Managers and firefighters have one goal in common: protecting the exile.

For example, in an interpersonal relationship, we might have a manager who pleases the other to be accepted, but if pleasing is not enough and a sense of rejection starts to surface, a firefighter might kick in and take distance from this relationship.

The interaction between those two parts is not always linear; in fact, there are cases where a particular system is more in control than another.

There are people whose system is dominated by managing parts, while other people who have problems with addiction or cannot manage their anger are dominated by firefighters.
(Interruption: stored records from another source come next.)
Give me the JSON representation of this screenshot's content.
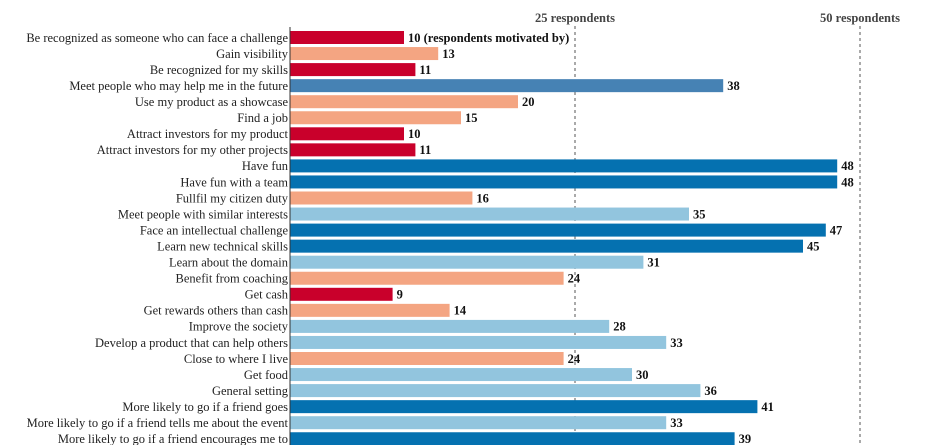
{
  "chart_data": {
    "type": "bar",
    "orientation": "horizontal",
    "xlim": [
      0,
      50
    ],
    "grid": false,
    "reference_lines": [
      {
        "value": 25,
        "label": "25 respondents"
      },
      {
        "value": 50,
        "label": "50 respondents"
      }
    ],
    "first_value_suffix": "(respondents motivated by)",
    "colors": {
      "red": "#c9002b",
      "salmon": "#f4a582",
      "steel_blue": "#4682b4",
      "dark_blue": "#0571b0",
      "light_blue": "#92c5de"
    },
    "categories": [
      "Be recognized as someone who can face a challenge",
      "Gain visibility",
      "Be recognized for my skills",
      "Meet people who may help me in the future",
      "Use my product as a showcase",
      "Find a job",
      "Attract investors for my product",
      "Attract investors for my other projects",
      "Have fun",
      "Have fun with a team",
      "Fullfil my citizen duty",
      "Meet people with similar interests",
      "Face an intellectual challenge",
      "Learn new technical skills",
      "Learn about the domain",
      "Benefit from coaching",
      "Get cash",
      "Get rewards others than cash",
      "Improve the society",
      "Develop a product that can help others",
      "Close to where I live",
      "Get food",
      "General setting",
      "More likely to go if a friend goes",
      "More likely to go if a friend tells me about the event",
      "More likely to go if a friend encourages me to"
    ],
    "values": [
      10,
      13,
      11,
      38,
      20,
      15,
      10,
      11,
      48,
      48,
      16,
      35,
      47,
      45,
      31,
      24,
      9,
      14,
      28,
      33,
      24,
      30,
      36,
      41,
      33,
      39
    ],
    "bar_colors": [
      "red",
      "salmon",
      "red",
      "steel_blue",
      "salmon",
      "salmon",
      "red",
      "red",
      "dark_blue",
      "dark_blue",
      "salmon",
      "light_blue",
      "dark_blue",
      "dark_blue",
      "light_blue",
      "salmon",
      "red",
      "salmon",
      "light_blue",
      "light_blue",
      "salmon",
      "light_blue",
      "light_blue",
      "dark_blue",
      "light_blue",
      "dark_blue"
    ]
  }
}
When we embark on the journey of inner work, it is crucial to be respectful and appreciative of the work done by our protector parts. Even though they may exhibit dysfunctional behavior, we must remember that their efforts have enabled us to survive until now.

The protection system is young, and when it came to being our protector, it didn't have the cognitive function to understand what was right and what was not. 

Therefore, it would be counterproductive to blame this part for its work rather than acknowledge its efforts, as it could lead to further alienation and inner turmoil.